One important factor in the resurgence: new federal and state laws that help utilities pay for nuclear plants that, if completed, would be among the most expensive projects ever built in the country.
One state where nuclear power is making a comeback is Florida. At a meeting last week in Tallahassee, Florida's Public Service Commission voted to approve the state's first new nuclear plants in decades.
Commission member Nathan Skop hailed the decision. "Simply put, nuclear power is a strategic investment for the state of Florida and our national security—to reduce our dependence on foreign oil and to protect our environment," he said.
Seeing Benefits in Going Nuclear
For most of the past 30 years, the idea of a boom in nuclear plant construction seemed far-fetched. Concerns about safety, uncertainty about how to handle nuclear waste and the high cost of plant construction all made proposals for new plants seem unlikely.
But Steve Kerekes of the trade group Nuclear Energy Institute says seven proposals for new plants are now before the Nuclear Regulatory Commission, and dozens more are in the pipeline. He cites government projections that the U.S. will need about 30 percent more electricity by 2030 and growing concern about greenhouse gas emissions as two reasons for the resurgent interest in nuclear energy.
"That, coupled with the proven performance at our existing plants, is causing people to look at adding more nuclear power plants over the coming decade," Kerekes said.
The spiking cost of natural gas is also a factor.
In Florida, two energy companies have new plants in the works: Progress Energy and Florida Power and Light. FPL's proposal was the one approved last week by Florida regulators. The plants would benefit from federal subsidies and from a new Florida law that allows utilities to recover from ratepayers the cost of plant construction when it's incurred — years before the plant goes online.
Those costs can be eye-popping. Florida Power and Light estimates its two new plants will cost as much as $24 billion. Progress Energy projects that its new plants will cost at least $14 billion.
Progress Energy spokesman Buddy Eller says that because of those high costs, if it weren't for the Florida law, passed in 2006, his firm wouldn't have considered the project.
"In no other industry do you commit the type of capital that you commit a project of this size—that takes nine to 10 years, from the filing of the need through the construction process —without recouping any of the cost associated with that project," Eller says.

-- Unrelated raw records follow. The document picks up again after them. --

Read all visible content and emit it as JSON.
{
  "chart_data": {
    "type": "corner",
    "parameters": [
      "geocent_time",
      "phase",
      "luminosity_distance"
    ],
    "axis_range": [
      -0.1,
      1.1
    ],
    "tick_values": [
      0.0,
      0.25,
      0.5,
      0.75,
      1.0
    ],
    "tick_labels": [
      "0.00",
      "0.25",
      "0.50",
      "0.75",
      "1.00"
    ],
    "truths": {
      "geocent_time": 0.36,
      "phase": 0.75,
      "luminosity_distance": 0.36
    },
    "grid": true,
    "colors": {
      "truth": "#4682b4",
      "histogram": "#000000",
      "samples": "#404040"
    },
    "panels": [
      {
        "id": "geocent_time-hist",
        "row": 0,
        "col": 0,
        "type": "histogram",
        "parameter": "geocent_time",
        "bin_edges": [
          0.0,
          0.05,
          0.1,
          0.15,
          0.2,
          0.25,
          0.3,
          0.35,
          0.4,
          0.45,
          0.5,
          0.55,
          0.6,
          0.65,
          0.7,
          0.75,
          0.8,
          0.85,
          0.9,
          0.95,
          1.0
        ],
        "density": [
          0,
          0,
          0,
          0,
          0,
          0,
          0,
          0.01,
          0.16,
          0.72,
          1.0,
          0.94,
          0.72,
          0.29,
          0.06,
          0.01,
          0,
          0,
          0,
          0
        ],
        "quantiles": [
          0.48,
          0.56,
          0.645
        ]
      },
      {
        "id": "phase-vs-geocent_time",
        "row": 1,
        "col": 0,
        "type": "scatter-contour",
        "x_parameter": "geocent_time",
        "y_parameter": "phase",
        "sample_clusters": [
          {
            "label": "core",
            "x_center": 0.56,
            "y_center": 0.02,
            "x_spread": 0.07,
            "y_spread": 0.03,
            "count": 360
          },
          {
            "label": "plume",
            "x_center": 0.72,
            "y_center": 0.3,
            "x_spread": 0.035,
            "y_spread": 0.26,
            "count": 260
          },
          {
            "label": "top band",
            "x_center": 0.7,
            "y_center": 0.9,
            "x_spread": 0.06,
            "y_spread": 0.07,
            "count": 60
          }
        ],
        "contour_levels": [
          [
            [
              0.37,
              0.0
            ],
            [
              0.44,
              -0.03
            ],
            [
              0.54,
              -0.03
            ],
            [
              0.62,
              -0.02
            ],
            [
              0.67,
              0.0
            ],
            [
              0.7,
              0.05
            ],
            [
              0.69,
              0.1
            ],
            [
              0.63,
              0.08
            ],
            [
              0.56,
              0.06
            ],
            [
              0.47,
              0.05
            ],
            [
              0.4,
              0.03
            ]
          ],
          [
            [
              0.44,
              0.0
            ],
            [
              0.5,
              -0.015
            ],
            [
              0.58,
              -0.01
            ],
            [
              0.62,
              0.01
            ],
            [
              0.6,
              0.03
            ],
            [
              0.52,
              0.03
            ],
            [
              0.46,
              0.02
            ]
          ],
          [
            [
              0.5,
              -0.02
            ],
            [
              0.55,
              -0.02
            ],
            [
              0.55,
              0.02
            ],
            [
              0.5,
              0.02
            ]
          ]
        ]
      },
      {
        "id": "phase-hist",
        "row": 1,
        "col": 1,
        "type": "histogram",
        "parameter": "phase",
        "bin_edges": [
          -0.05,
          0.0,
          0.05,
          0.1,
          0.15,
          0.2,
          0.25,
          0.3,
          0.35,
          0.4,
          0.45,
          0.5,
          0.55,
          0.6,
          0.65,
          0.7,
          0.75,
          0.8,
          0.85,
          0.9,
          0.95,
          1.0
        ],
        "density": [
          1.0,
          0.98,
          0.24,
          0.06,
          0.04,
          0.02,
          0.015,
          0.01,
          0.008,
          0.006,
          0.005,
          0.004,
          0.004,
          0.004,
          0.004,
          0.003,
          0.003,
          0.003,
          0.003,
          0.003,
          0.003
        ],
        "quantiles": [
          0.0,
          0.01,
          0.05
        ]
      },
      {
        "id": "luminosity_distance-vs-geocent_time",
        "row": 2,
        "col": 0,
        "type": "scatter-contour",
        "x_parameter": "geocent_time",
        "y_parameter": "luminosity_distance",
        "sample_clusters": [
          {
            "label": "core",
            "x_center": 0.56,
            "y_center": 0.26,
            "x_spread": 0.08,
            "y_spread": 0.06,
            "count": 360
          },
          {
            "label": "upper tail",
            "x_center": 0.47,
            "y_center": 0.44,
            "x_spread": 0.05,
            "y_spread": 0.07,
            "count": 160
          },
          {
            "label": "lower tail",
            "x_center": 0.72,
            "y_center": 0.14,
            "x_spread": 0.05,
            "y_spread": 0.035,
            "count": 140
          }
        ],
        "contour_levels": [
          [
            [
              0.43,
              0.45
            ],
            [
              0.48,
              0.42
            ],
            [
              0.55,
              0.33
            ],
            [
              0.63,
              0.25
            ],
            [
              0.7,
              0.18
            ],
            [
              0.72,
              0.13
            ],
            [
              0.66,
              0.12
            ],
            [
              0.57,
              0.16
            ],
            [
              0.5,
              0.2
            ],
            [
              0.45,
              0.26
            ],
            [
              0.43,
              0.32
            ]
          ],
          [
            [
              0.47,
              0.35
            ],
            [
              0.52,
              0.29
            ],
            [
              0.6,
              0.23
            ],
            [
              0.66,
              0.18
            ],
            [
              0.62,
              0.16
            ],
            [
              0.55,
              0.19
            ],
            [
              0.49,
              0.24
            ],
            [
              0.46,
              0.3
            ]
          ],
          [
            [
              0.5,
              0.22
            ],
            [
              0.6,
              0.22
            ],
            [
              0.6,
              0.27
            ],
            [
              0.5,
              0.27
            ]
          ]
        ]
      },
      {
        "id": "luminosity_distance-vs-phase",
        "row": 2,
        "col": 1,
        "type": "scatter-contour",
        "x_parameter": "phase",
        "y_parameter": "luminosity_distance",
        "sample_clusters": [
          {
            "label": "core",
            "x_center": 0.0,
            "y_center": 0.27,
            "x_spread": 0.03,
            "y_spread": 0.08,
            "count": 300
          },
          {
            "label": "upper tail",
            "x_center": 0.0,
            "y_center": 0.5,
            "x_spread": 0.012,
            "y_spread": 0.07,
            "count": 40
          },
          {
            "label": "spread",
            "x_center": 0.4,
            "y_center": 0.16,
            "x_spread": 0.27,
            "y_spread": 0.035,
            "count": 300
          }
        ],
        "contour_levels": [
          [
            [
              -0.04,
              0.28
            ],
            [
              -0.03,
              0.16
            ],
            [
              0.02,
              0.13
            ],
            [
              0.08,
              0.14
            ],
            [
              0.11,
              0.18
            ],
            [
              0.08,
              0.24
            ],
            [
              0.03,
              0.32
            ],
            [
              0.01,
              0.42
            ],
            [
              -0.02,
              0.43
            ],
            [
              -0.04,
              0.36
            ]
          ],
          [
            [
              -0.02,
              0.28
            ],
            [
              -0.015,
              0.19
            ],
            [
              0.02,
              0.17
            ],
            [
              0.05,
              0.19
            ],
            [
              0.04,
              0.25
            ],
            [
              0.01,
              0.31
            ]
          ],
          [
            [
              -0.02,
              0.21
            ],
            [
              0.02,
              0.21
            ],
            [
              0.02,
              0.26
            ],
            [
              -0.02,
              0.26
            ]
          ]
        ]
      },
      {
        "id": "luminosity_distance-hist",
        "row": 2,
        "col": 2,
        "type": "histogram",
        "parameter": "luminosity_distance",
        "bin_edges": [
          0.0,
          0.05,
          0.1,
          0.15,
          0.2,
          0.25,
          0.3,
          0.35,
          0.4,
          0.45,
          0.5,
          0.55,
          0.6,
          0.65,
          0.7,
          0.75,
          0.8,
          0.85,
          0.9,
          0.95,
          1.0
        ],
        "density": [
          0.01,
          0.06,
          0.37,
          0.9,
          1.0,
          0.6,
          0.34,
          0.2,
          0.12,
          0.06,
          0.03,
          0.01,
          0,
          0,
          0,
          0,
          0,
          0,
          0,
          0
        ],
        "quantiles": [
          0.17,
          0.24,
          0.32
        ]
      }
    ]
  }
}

Financial Risks for Ratepayers
Consumer activists point out that ratepayers aren't sharing just the cost of new plant construction, but also the risk. In the 1980s, as costs rose and public opinion soured, dozens of nuclear plants under construction were abandoned.
New laws in Florida, Georgia and many other states where plants are proposed now allow utilities to charge ratepayers whether the units are completed or not.
Bill Newton heads Florida's Consumer Action Network. Newton says so far, he's seen little sign that Floridians are concerned at the prospect that the state may soon have four costly new nuclear plants under construction.
But he says that may change.
"A good 10 years before the plant actually comes on line, we're going to start being billed for it," Newton says. "And that billing is just going to increase as the costs increase. As the public becomes aware that there's no requirement that they ever see anything for this money, I think we're going to see some anger and some outrage."
Florida Power and Light officials declined to be interviewed for this story.
Progress Energy officials say the company expects its customers' bills to increase, on average, no more than 4 percent each year during construction. And when the new plants go online — projected to occur in 2016 — they expect it will save ratepayers collectively more than $1 billion a year.